Id ask the police to have a word personally. Some people struggle to let go I think.

This. What she did was illegal surely?

I wouldn't go half measures with nice letters. A police visit/call to give her perspective on what she's doing sounds needed.

Twiglets1 · 06/06/2024 07:30

EagleEyeRock · 06/06/2024 06:43

This. What she did was illegal surely?

I wouldn't go half measures with nice letters. A police visit/call to give her perspective on what she's doing sounds needed.

How was it illegal if the tradesman granted access?

They obviously shouldn't have done without getting your permission but that's another story.

urbanbuddha · 06/06/2024 08:09

How was it illegal if the tradesman granted access?

The tradesman was duped into believing it was okay - false pretences.

Twiglets1 · 06/06/2024 08:14

urbanbuddha · 06/06/2024 08:09

How was it illegal if the tradesman granted access?

The tradesman was duped into believing it was okay - false pretences.

I just don't think false pretences is illegal or half the people on dating websites would be breaking the law! They didn't break in.

Gingernaut · 06/06/2024 08:20

Twiglets1 · 06/06/2024 08:14

I just don't think false pretences is illegal or half the people on dating websites would be breaking the law! They didn't break in.

Trespass is not OLD

OVienna · 06/06/2024 08:21

What weirdos. What did they want?

Twiglets1 · 06/06/2024 08:24

I don’t believe the police would count a tradesman letting someone view a property to be trespass, which isn’t normally a criminal offence anyway unless squatting.

OP can obviously contact the police if they want to, I just don’t personally believe that will be very helpful to the situation.

urbanbuddha · 06/06/2024 09:22

@Twiglets1

Not breaking in - they obviously didn’t - illegal entry. They didn’t have the owner’s permission.

CellophaneFlower · 06/06/2024 09:27

Gingernaut · 06/06/2024 08:20

Trespass is not OLD

It is a civil matter though, so police don't have to get involved, believe it or not.

BaronessEllarawrosaurus · 06/06/2024 09:28

Gingernaut · 06/06/2024 08:20

Trespass is not OLD

Trespass is a civil offence not criminal so not actually against the law. Solicitors letter is the way to go. If they then continue it becomes harassment and a criminal matter that the police can deal with.

BoudiccaOfSuburbia · 06/06/2024 09:37

I would send a message before calling the police. E.g
“It’s always interesting to hear about the history of a house, and it must be hard to let go of a home. But we are now keen to move forwards into a new history. I am upset to learn that you have compromised one of our tradespeople by talking your way into your house. This was inappropriate. Please respect our privacy from now on”

TizerorFizz · 06/06/2024 09:47

We had a similar issue with a neighbour. Always going on about how poor he was. Yet his wife bought their house with her trust fund. We know her dad. So when we had work done, the neighbour used to come round and talk to the builders. Then we discovered he came in the house and told the village about how much money he thought we were spending and made us feel uncomfortable. Small village gossip is unpleasant. After that - builders told don’t allow him on our premises. Given clear instructions. Also block calls, his number and any contact.

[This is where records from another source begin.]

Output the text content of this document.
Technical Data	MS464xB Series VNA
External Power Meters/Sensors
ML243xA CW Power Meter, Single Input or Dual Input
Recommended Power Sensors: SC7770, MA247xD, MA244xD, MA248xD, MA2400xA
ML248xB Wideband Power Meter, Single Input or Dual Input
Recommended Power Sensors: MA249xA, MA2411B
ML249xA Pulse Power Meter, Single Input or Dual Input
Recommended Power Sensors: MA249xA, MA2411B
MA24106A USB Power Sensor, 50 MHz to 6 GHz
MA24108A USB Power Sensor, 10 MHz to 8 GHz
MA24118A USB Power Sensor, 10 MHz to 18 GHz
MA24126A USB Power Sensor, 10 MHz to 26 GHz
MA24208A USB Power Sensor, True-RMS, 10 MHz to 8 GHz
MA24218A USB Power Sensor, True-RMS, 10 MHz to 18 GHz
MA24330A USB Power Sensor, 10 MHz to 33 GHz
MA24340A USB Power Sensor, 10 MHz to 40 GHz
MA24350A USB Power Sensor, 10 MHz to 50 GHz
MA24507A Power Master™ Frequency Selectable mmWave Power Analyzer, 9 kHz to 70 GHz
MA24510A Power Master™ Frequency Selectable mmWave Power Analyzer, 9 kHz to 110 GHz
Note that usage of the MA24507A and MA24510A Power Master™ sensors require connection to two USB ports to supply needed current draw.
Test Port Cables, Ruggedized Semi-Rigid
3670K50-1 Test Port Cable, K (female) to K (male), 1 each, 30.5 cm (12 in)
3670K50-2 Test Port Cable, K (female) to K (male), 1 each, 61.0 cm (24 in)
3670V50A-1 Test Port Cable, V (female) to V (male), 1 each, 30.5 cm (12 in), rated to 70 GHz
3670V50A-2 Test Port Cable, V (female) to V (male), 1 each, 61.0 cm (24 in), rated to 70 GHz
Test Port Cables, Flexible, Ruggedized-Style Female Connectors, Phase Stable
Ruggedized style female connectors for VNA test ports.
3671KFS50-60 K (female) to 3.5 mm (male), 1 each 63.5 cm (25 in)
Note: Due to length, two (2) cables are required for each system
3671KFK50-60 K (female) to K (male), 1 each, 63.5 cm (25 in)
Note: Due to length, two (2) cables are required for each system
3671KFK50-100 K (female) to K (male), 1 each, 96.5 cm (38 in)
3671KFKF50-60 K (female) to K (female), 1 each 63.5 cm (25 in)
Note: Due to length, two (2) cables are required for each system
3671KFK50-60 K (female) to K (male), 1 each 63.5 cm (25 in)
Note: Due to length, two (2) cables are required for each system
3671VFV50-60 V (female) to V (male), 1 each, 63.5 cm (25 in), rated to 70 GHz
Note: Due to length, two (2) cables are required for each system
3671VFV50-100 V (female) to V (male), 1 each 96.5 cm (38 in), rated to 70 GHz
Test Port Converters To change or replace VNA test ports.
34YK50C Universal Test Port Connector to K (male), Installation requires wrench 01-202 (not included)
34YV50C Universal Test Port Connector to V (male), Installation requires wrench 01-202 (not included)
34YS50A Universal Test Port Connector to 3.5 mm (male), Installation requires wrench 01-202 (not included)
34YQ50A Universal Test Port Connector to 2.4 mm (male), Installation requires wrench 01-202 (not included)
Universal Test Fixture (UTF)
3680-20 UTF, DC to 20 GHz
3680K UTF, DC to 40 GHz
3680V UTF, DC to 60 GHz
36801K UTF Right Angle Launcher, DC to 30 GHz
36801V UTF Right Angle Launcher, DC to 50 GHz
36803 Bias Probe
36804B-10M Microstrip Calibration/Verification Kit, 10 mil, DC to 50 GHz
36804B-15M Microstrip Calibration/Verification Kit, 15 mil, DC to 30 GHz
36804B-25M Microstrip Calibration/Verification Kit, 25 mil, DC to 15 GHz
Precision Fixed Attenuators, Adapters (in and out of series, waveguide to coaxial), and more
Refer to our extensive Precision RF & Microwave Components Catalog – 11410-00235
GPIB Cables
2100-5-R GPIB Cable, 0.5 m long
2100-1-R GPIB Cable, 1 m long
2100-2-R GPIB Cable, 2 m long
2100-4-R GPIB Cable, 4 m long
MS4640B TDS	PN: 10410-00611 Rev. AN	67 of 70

Police won’t do anything. This neighbour also held my car door partially open one day, on my own drive, and I could not get out of the car and refused to leave. We got a camera for our drive.

ClematisBlue49 · 06/06/2024 11:55

I wouldn't go to the police or send a solicitor as a first step. Some people are unaware of boundaries and can be very nosey. I have a neighbour like this who would often talk her way into my property while it was being renovated and I wasn't there. Things are fine now, but wouldn't have been if I had made an issue of it. In your case, I would ignore them (and block their number if it persists), and just make the tradesmen aware that they are not to let anyone in without your permission. I suspect they are just curious to see what you've done to the place.